Hedge Fund Insight: How much of your portfolio could energy trades be? What is the largest they have been?


Hakan  Kocayusufpasaoglu: Although we have multiple decades worth of energy trading experience within the company, the vital point for us is not the size of exposure we have to an asset class but the correlation it has to other trades. For instance we may have 3-4 RV trades within energy that are not dependent on the direction of the market at all and completely uncorrelated to any other trades we have in our portfolio. In short it is not the asset class per se, but the correlation of each trade to others that is very important to us.

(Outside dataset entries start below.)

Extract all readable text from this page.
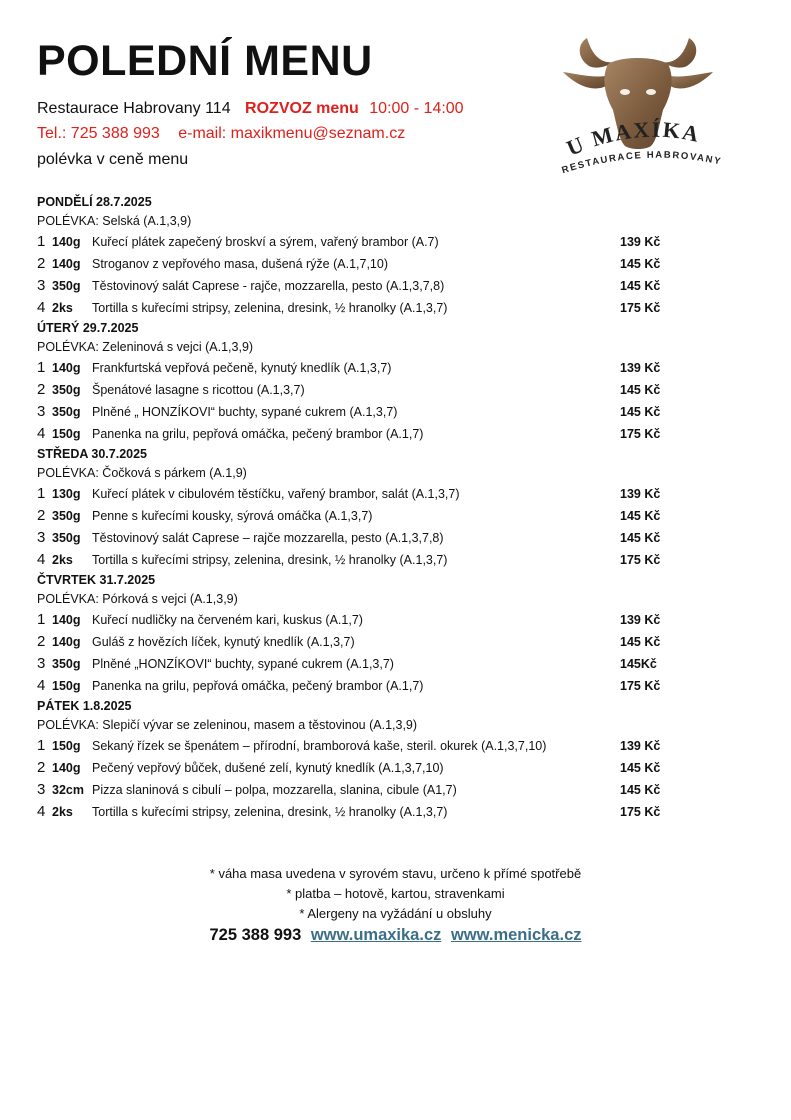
POLEDNÍ MENU
Restaurace Habrovany 114 ROZVOZ menu 10:00 - 14:00
Tel.: 725 388 993 e-mail: maxikmenu@seznam.cz
polévka v ceně menu	U MAXÍKA
RESTAURACE HABROVANY
PONDĚLÍ 28.7.2025
POLÉVKA: Selská (A.1,3,9)
1 140g Kuřecí plátek zapečený broskví a sýrem, vařený brambor (A.7)	139 Kč
2 140g Stroganov z vepřového masa, dušená rýže (A.1,7,10)	145 Kč
3 350g Těstovinový salát Caprese - rajče, mozzarella, pesto (A.1,3,7,8)	145 Kč
4 2ks Tortilla s kuřecími stripsy, zelenina, dresink, ½ hranolky (A.1,3,7)	175 Kč
ÚTERÝ 29.7.2025
POLÉVKA: Zeleninová s vejci (A.1,3,9)
1 140g Frankfurtská vepřová pečeně, kynutý knedlík (A.1,3,7)	139 Kč
2 350g Špenátové lasagne s ricottou (A.1,3,7)	145 Kč
3 350g Plněné „ HONZÍKOVI“ buchty, sypané cukrem (A.1,3,7)	145 Kč
4 150g Panenka na grilu, pepřová omáčka, pečený brambor (A.1,7)	175 Kč
STŘEDA 30.7.2025
POLÉVKA: Čočková s párkem (A.1,9)
1 130g Kuřecí plátek v cibulovém těstíčku, vařený brambor, salát (A.1,3,7)	139 Kč
2 350g Penne s kuřecími kousky, sýrová omáčka (A.1,3,7)	145 Kč
3 350g Těstovinový salát Caprese – rajče mozzarella, pesto (A.1,3,7,8)	145 Kč
4 2ks Tortilla s kuřecími stripsy, zelenina, dresink, ½ hranolky (A.1,3,7)	175 Kč
ČTVRTEK 31.7.2025
POLÉVKA: Pórková s vejci (A.1,3,9)
1 140g Kuřecí nudličky na červeném kari, kuskus (A.1,7)	139 Kč
2 140g Guláš z hovězích líček, kynutý knedlík (A.1,3,7)	145 Kč
3 350g Plněné „HONZÍKOVI“ buchty, sypané cukrem (A.1,3,7)	145Kč
4 150g Panenka na grilu, pepřová omáčka, pečený brambor (A.1,7)	175 Kč
PÁTEK 1.8.2025
POLÉVKA: Slepičí vývar se zeleninou, masem a těstovinou (A.1,3,9)
1 150g Sekaný řízek se špenátem – přírodní, bramborová kaše, steril. okurek (A.1,3,7,10)	139 Kč
2 140g Pečený vepřový bůček, dušené zelí, kynutý knedlík (A.1,3,7,10)	145 Kč
3 32cm Pizza slaninová s cibulí – polpa, mozzarella, slanina, cibule (A1,7)	145 Kč
4 2ks Tortilla s kuřecími stripsy, zelenina, dresink, ½ hranolky (A.1,3,7)	175 Kč
* váha masa uvedena v syrovém stavu, určeno k přímé spotřebě
* platba – hotově, kartou, stravenkami
* Alergeny na vyžádání u obsluhy
725 388 993 www.umaxika.cz www.menicka.cz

Typically we will risk between 1-3% of our AUM on any given trade. In other words if we are risking 3% on one trade and have another idea about another trade, but it turns out that the two are correlated quite strongly then we would not take the second trade. All our trades have to fulfill stringent criteria before we engage and one of them is that they are uncorrelated to other trading positions within our portfolio.


Hedge Fund Insight:  Can you talk about the Brent-WTI spread trade you have had on?


Hakan  Kocayusufpasaoglu: Both Brent and WTI are similar quality crude oils, produced in different locations. WTI is deliverable into Cushing, Oklahoma and is locally produced. Over the last decades WTI used to trade at a premium to Brent by about the transportation costs that it took to move crude from Europe to the USA. However, over the last few years we have seen that due to infrastructure problems the oil stored in Cushing was not able to move to the Guldf Coast nor to the refineries within the US that needed the product. Hence there was a logistical bottleneck which made a large amount of crude oil being accumulated in Cushing and hence drove the price of WTI below Brent. Substantially below Brent; at times more than 20$ below Brent. However, such logistical issues tend to be overcome given time, since a 20$ profit per barrel is an amazingly strong motivator. In fact, oil was delivered on the back of trucks, trains and any transportation that could be procured in order to lock in this vast profit potential. We expect WTI to strengthen towards 4.5$ below Brent, which is roughly the cost of transport of WTI from Cushing to the Gulf Coast.


Hedge Fund Insight: Is the Brent-WTI trade what you would classify as a relative value trade? How do you think of the portfolio construction in terms of relative positions and absolute  directional positions?


Hakan  Kocayusufpasaoglu: Yes, Brent-WTI would be classified as a relative value trade, since it is in effect the same product in differing geographic areas and the trade is to purchase one while selling the other. Other relative value trades can be across products or across time (time spreads), where one buys one product and sells the other due to some demand-supply disruption that is expected to last only for a small period of time.

When it comes to portfolio construction we are much more concerned with correlation risk, rather than RV trade vs Macro trade risk. Both strategies generate a decent return over time and we are as eager to take advantage of one type as we are of taking the other. It is the market environment that determines which trades are more prevalent at any given moment in time. However, it is vital to us that our trades are not correlated to each other, since then we are in effect putting on the same trade in just larger size. As long as our trades are uncorrelated and fit our risk parameters we are willing to take them whether they are RV trades or Macro trades.


Hedge Fund Insight: Thank you Hakan. I’m beginning to understand how you did so well last year.
Hakan  Kocayusufpasaoglu: Thank you for the questions.